Earlier this year, Division I of the Washington Court of Appeals issued a decision touching on an area of the Rules of Professional Conduct (RPC) that is rarely litigated: revoking consent to conflict waivers. The decision was “unpublished” under General Rule 14.1, but is instructive nonetheless—both for its illumination of this comparatively “unplumbed” area of conflicts law and as an illustration of the result.
R.O. by and through S.H. v. Medalist Holdings, Inc., No. 81040-5-I, 2021 WL 672069 (Wn. App. Feb. 22, 2021) (unpublished), was painted against the backdrop of parallel federal criminal and state civil proceedings against two groups of related companies, Medalist and Backpage, and their executives. A law firm represented both corporate groups and the executives in the civil case under a set of joint representation agreements. In the criminal litigation, Backpage and its CEO pleaded guilty and, as a part of the plea deal, agreed to cooperate with the government against Medalist.
After the guilty pleas, Backpage’s CEO notified the law firm that he was withdrawing from the joint representation agreement. The law firm, in turn, moved to withdraw from representing all of the Backpage defendants while continuing to represent the Medalist defendants. The CEO, however, objected to the law firm continuing to represent Medalist. The trial court granted the law firm’s motion to withdraw from representing the Backpage defendants—but also disqualified the law firm from continuing to represent the Medalist defendants. The Medalist defendants sought discretionary review, but the Court of Appeals affirmed the law firm’s disqualification.
In doing so, the Court of Appeals relied primarily on Comment 21 to RPC 1.7:
Revoking Consent
[21] A client who has given consent to a conflict may revoke the consent and, like any other client, may terminate the lawyer’s representation at any time. Whether revoking consent to the client’s own representation precludes the lawyer from continuing to represent other clients depends on the circumstances, including the nature of the conflict, whether the client revoked consent because of a material change in circumstances, the reasonable expectations of the other client and whether material detriment to the other clients or the lawyer would result.

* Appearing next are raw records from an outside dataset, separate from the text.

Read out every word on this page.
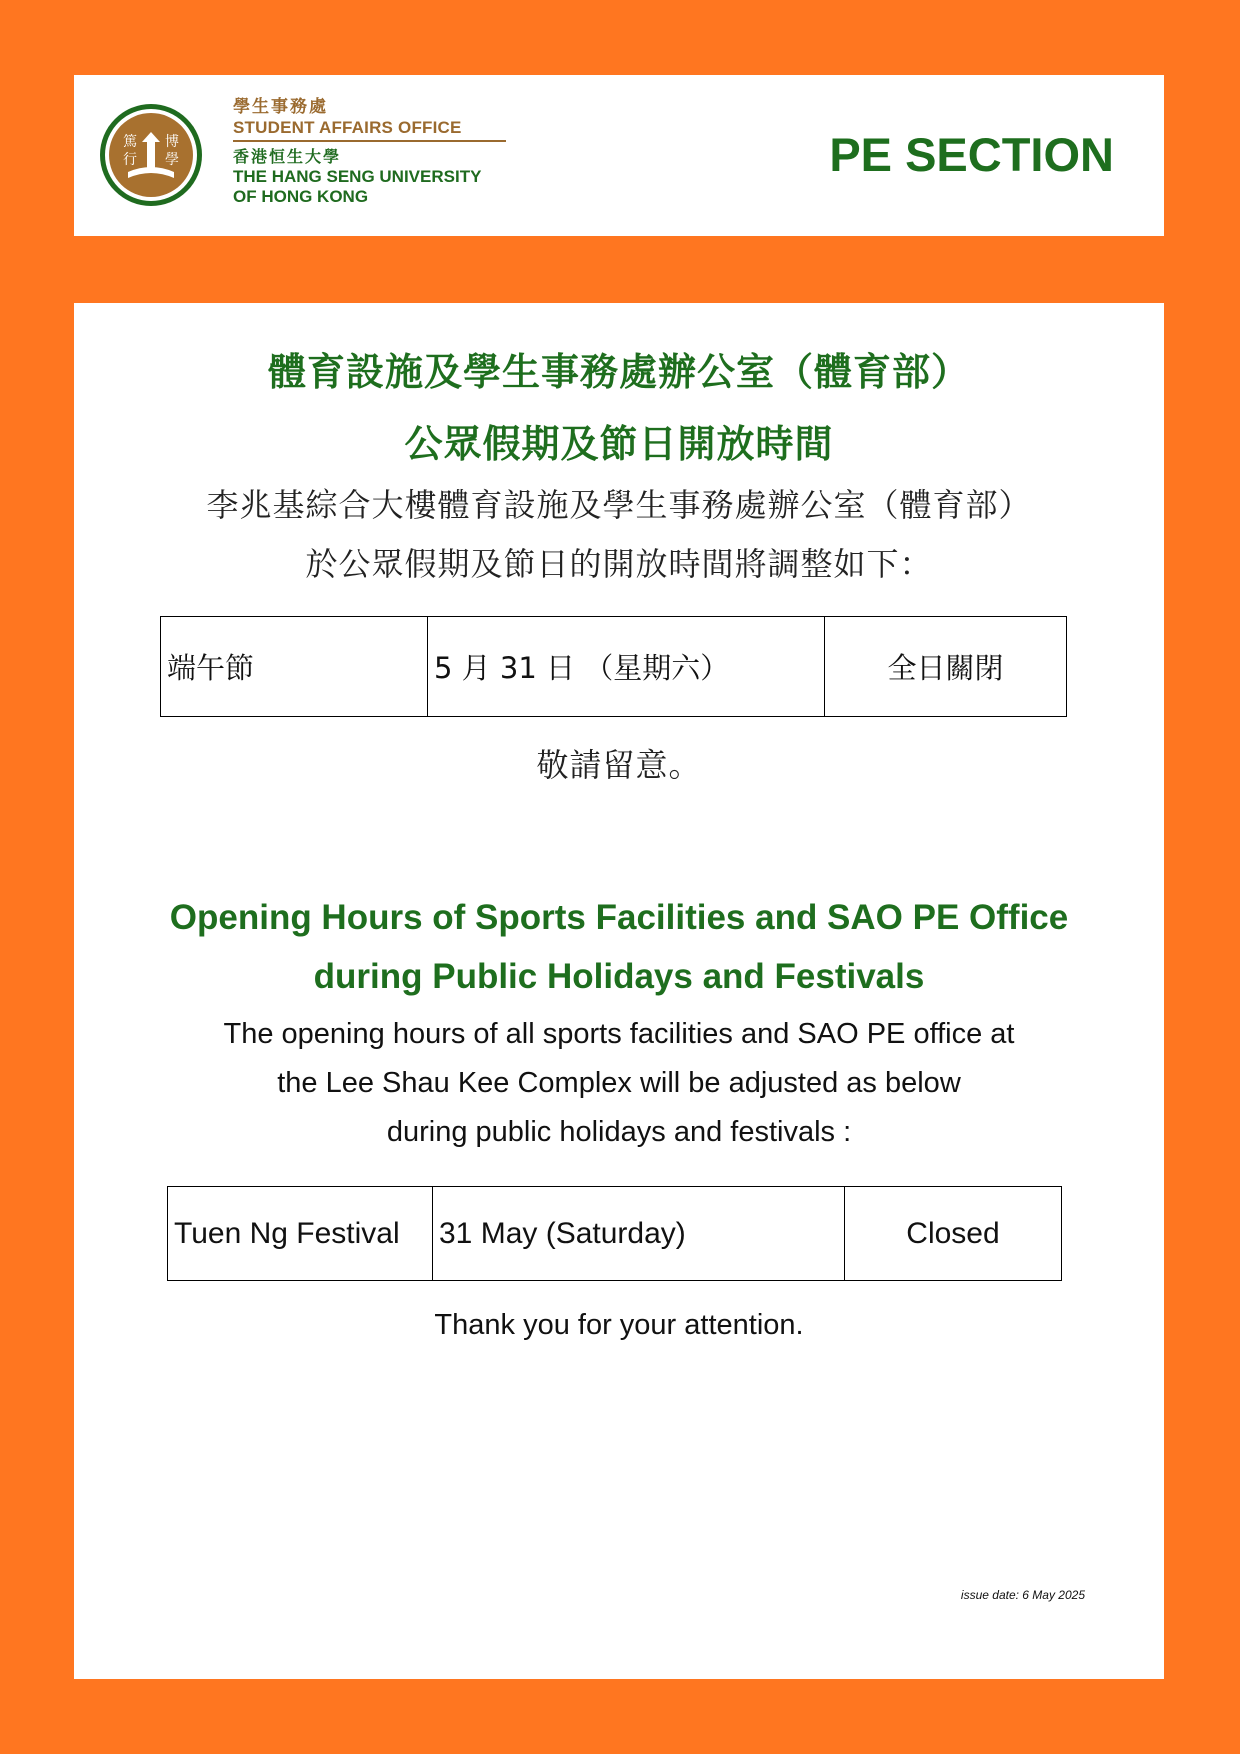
篤 博
行 學
學生事務處
STUDENT AFFAIRS OFFICE
香港恒生大學
THE HANG SENG UNIVERSITY
OF HONG KONG
PE SECTION
體育設施及學生事務處辦公室（體育部）
公眾假期及節日開放時間
李兆基綜合大樓體育設施及學生事務處辦公室（體育部）
於公眾假期及節日的開放時間將調整如下：
端午節	5 月 31 日 （星期六）	全日關閉
敬請留意。
Opening Hours of Sports Facilities and SAO PE Office
during Public Holidays and Festivals
The opening hours of all sports facilities and SAO PE office at
the Lee Shau Kee Complex will be adjusted as below
during public holidays and festivals :
Tuen Ng Festival	31 May (Saturday)	Closed
Thank you for your attention.
issue date: 6 May 2025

The joint representation agreements were sealed by the trial court but the Court of Appeals described them generally as “conflict waivers” and “non-disqualification agreements.” Generically, these kinds of agreements often contain provisions under which jointly represented clients agree that if a conflict develops, the client creating the conflict will voluntarily become a former client of the law firm and prospectively waives any resulting former client conflict.
The Court of Appeals examined whether the CEO had validly revoked consent under Comment 21. It focused primarily on the phrase “material change in circumstances.” The Court of Appeals found that the guilty pleas met that standard. That left the law firm with an unwaived former client conflict. The Court of Appeals then concluded that the trial court was within its discretion in disqualifying the law firm as a remedy for the unwaived conflict notwithstanding the impact on the Medalist defendants.
Although lawyers sometimes assume that conflict waivers are “forever,” this recent decision is a pointed reminder that they can be revoked.